Si spostò nervosamente il ciuffo sudato, poi passò con gran fretta tra gli spettatori, facendosi largo a gesti fino all'ufficio di Irino Dos Barcos Embleda. Il principale lo squadrò come se avesse visto un fantasma. Era la prima volta che entrava lì dentro a metà settimana invece del solito sabato di paga. Mentre contava le banconote dell'ingaggio si grattava la testa con una tale furia che pareva avesse le pulci. Ma il volo per Buenos Aires non poteva aspettare. C'erano le anime di Carlos Gardel e di tanti altri da incontrare. No! Bisognava partire in fretta per essere sicuri che il tango fosse ancora là.

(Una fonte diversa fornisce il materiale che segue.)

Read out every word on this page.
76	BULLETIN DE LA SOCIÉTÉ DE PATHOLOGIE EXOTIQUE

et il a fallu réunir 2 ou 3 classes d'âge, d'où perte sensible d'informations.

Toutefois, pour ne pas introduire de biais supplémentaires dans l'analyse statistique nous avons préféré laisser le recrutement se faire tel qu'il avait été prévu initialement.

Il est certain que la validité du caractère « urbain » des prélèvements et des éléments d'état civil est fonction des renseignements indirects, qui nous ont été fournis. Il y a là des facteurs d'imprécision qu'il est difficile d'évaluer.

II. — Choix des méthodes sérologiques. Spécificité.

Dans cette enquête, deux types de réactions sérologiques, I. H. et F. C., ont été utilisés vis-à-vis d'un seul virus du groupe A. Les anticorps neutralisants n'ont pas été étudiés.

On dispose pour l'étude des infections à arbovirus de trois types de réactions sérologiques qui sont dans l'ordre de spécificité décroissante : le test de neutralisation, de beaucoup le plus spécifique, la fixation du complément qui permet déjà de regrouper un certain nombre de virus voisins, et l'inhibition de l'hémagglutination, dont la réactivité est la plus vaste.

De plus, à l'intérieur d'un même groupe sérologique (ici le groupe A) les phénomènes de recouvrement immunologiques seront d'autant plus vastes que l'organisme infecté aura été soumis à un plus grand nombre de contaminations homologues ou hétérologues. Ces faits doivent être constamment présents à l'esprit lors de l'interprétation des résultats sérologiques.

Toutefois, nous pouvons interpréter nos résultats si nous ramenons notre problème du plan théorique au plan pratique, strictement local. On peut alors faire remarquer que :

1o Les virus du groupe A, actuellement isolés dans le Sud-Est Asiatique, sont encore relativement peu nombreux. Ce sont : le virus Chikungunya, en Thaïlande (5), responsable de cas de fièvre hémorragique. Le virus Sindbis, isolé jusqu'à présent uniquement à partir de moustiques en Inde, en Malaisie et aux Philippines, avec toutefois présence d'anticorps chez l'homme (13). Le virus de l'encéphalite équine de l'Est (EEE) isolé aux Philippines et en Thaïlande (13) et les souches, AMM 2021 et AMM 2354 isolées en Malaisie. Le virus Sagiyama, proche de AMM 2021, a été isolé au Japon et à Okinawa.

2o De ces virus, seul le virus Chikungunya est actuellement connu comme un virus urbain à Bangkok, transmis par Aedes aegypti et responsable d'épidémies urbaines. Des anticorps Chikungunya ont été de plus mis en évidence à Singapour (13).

Le luci dell'aeroporto filarono via in silenzio, con un breve riverbero sul finestrino. Vamos. Sul mare luccica l'astro d'argento. Gli dispiaceva di non essere partito in nave, ma ci voleva troppo tempo. Dopo dieci anni di frustrazioni era difficile scegliere di perdere anche un solo mese in più. Quelli che lo avevano capito stavano già "en media luz" ad ascoltare o suonare quella musica stregata.

-Desidera un drink?- La voce della hostess gli ricordò che si trovava su un uccello d'acciaio dotato di tutti i confort. -No grazie, piuttosto, quando arriveremo?-

Un breve sorriso: -Tra due ore circa. Il tempo é ottimo-

Naturalmente, si potevano guardare solo film americani. Si infilò le cuffie e scelse il canale della musica classica. Ma dopo qualche minuto interruppe la riproduzione.

Non si può ascoltare altro aspettando il tango.